Re: developer release 3.1.2
1) It looks as though the prefetch assisted double precision level2
will max out at about 50% + standard atlas. Transpose: 94 ->140,
Notrans: 67 -> 97. dger remains to be completed. Basically, I
just looked at the atlas compiled assembler, and added prefetch.
So the rule of thumb appears to be SIMD +50%, prefetch +50%,
2) If anyone has a handy reference for the Athlon SIMD instructions, I
think these routines will port over to that platform with minimal
change. We even have an Athlon that I can try out :-)
3) I do hope we can find a solution for distributed atlas binaries. I
know the idea is for the user to build atlas on each platform they
will use, and that the current tree will skip any routines which
fail to compile on a given platform, (i.e. if there is no SIMD
support). Serious users will do this no doubt.
But I do maintain an atlas package for Debian, and I've found that,
while the distributed library is obviously not completely optimal,
it is very frequently significantly better than the reference blas,
and gives new users a quick way to try atlas out to see if its
worth their while. (The Debian package provides an atlas drop-in
shared library replacement for the standard blas, so one can
compare performance gains at runtime simply by setting the
LD_LIBRARY_PATH environment variable.)
One solution is to compile several versions covering the most
common platforms. Perhaps this is best. However, this strategy
has the potential for confusion, both at compile time, and for
users inadvertently installing the wrong binary, getting a crash,
and filing a bug. Another option is to have a flag somewhere in
the build process specifying "compiled code only" or some such.
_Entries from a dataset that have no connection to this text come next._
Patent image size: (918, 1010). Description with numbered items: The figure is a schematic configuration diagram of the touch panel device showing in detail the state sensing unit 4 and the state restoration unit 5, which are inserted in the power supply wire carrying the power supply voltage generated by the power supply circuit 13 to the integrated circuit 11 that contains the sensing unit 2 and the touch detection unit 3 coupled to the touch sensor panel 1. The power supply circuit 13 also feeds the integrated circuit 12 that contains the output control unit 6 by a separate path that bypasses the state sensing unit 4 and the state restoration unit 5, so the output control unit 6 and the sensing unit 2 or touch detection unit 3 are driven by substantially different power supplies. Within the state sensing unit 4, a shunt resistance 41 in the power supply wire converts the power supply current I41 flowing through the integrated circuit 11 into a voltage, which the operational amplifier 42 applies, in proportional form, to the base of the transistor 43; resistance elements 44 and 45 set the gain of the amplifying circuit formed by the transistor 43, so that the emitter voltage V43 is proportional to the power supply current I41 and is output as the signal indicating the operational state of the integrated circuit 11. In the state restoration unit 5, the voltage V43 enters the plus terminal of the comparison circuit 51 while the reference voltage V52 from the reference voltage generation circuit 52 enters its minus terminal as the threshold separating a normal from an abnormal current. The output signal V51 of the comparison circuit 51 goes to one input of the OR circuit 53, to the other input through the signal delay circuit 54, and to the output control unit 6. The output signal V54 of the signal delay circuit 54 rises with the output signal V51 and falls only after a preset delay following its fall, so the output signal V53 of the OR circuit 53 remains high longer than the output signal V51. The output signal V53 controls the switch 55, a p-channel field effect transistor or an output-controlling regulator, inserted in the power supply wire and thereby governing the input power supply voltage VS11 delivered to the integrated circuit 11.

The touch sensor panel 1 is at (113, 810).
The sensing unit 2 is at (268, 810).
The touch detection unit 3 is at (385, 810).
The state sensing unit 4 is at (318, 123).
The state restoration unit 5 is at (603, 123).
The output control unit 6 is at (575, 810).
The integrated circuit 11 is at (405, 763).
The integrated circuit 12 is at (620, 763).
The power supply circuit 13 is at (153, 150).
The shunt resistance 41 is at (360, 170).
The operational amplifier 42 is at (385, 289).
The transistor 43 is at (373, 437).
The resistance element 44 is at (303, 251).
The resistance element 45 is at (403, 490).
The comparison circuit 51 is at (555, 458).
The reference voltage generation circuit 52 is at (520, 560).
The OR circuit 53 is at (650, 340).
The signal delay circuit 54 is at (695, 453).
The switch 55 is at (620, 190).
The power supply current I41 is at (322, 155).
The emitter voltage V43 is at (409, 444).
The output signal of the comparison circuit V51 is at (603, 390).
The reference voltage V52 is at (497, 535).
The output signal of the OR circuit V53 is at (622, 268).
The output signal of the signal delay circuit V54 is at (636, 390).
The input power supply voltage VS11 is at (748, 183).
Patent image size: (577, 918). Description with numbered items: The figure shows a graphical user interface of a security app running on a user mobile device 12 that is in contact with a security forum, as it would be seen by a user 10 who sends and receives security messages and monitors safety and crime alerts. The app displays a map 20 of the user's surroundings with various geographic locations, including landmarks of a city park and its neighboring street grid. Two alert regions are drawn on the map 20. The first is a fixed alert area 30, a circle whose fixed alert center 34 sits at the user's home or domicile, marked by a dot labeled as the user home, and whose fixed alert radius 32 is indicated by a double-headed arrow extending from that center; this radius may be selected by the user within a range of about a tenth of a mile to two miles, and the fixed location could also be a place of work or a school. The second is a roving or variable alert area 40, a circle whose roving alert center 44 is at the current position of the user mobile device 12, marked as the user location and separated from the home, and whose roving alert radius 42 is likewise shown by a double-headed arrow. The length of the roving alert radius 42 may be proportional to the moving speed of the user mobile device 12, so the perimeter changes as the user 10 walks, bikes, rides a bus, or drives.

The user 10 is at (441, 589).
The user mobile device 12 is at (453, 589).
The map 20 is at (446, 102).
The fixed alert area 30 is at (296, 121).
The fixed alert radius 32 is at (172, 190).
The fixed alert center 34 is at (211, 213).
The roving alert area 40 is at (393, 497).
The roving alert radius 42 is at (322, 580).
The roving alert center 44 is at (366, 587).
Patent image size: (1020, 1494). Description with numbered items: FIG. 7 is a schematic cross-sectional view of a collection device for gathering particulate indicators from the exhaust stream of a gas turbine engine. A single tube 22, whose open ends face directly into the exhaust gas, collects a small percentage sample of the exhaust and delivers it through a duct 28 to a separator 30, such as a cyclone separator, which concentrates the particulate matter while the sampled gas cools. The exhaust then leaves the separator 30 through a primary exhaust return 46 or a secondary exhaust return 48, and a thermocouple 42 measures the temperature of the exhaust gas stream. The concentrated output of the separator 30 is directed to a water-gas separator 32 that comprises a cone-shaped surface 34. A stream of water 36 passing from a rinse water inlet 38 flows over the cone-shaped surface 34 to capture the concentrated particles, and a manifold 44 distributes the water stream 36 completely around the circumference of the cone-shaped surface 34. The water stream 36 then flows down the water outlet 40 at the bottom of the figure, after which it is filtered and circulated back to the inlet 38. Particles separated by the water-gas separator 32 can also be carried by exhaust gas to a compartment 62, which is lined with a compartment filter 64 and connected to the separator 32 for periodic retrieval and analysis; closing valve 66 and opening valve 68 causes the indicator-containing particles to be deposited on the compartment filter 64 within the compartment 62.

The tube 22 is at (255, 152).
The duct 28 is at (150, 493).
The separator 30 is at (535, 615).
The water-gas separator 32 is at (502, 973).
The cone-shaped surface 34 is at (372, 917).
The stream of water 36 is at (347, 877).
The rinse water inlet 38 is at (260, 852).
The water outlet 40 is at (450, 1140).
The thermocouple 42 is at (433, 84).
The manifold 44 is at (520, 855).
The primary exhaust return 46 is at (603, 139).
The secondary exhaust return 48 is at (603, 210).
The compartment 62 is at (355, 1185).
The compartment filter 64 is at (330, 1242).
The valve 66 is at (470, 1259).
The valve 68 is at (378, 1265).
Then we could leave the SIMD gains to the serious users and maybe
provide a note to this effect in the docs accompanying the package.
I really don't know what to do, I just thought I'd mention it.
4) Do we have an idea as to when we might want to release a
SIMD-enhanced atlas, say in Debian? Is there any word on the most
important level3 front?
R Clint Whaley <firstname.lastname@example.org> writes:
> I just returned from vacation; thanks a lot for the complex stuff.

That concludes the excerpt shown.